As in our more recent 3D boom, the movies of the 50s sometimes focused on the 3D effects more than the storytelling. We’ve probably all seen that scene where something releases a heap of balls that come bouncing out of the screen. But I think of the ‘alien monster’ genre as the exemplar of 50s 3D – even though the monsters were just as obviously guys in rubber suits when they were in 3D. These were loud, garish productions, played for cheap thrills. Expensive cheap thrills.

Then, as now, not everybody liked 3D, or could even tolerate it. By the late 50s, cinema-goers were reluctant to pay extra to see something they increasingly regarded as a gimmick.

But it was CinemaScope that really finished of 1950s 3D. This technology allowed for huge, wide-screen images, using lenses that could easily be retro-fitted to existing cameras and projectors. Like 3D, CinemaScope also allowed movie theatres to offer something that TV could not. And, as its proponents never missed an opportunity to point out, you didn’t have to wear special glasses to see it. The trend towards larger and larger screens is also evident today.
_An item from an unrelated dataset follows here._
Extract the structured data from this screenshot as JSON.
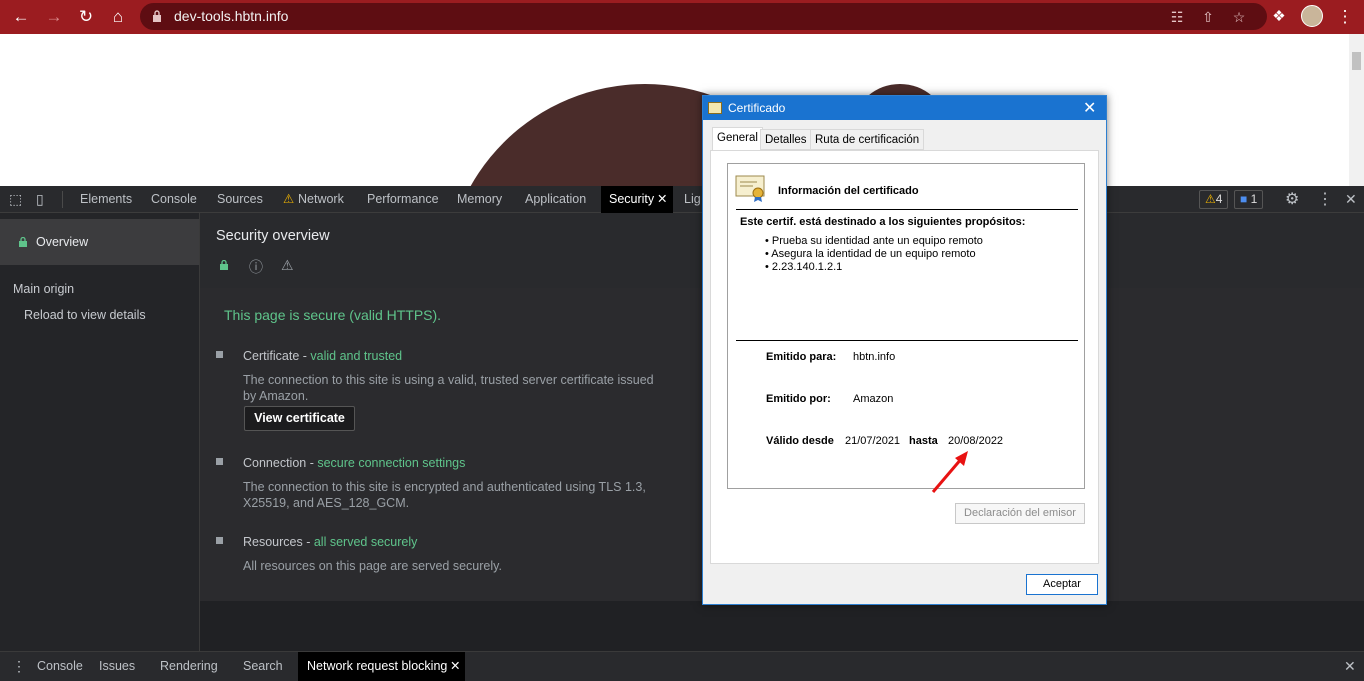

So why were movie producers in the 2010s so keen on 3D, knowing that the technology had already failed before? It isn’t even as if 3D technology had changed all that much in preceding 50 years. The studios didn’t do anything differently the second time around – they still emphasized effects over storytelling, and they still used 3D for productions that didn’t benefit from it. It seems that cinema-goers are no more willing now to pay extra for a gimmick than they were in the 1950s. I can only imagine that the studios believed that 3D in combination with contemporary computer graphics would offer something that was not possible in the 50s.

Whatever the explanation, 3D isn’t completely dead. It’s plausible that the next Avatar movie, Fire and Ash, for example, will be shown in 3D. Whether that’s because the filmmakers have a real commitment to the format, or because they started filming it in 2015, I’m not sure.

Other than that, nearly all the 3D movies produced in the last few years have been animated, because it’s no more expensive to produce 3D animation than 2D. If your movie is produced entirely using computer models, as the Lego movies are, then you can just run the rendering process twice, with slightly different camera positions to represent the two eyes of the viewer. It takes more computing power, for sure, but that’s cheap these days.

I lament the passing (more or less) of 3D movies, although sometimes I suspect that nobody else does. I still toy with buying 3D equipment for my home, but I’m put off by the fact that I’ve already seen every movie that was released in 3D, and there might not be any more. Which is a shame.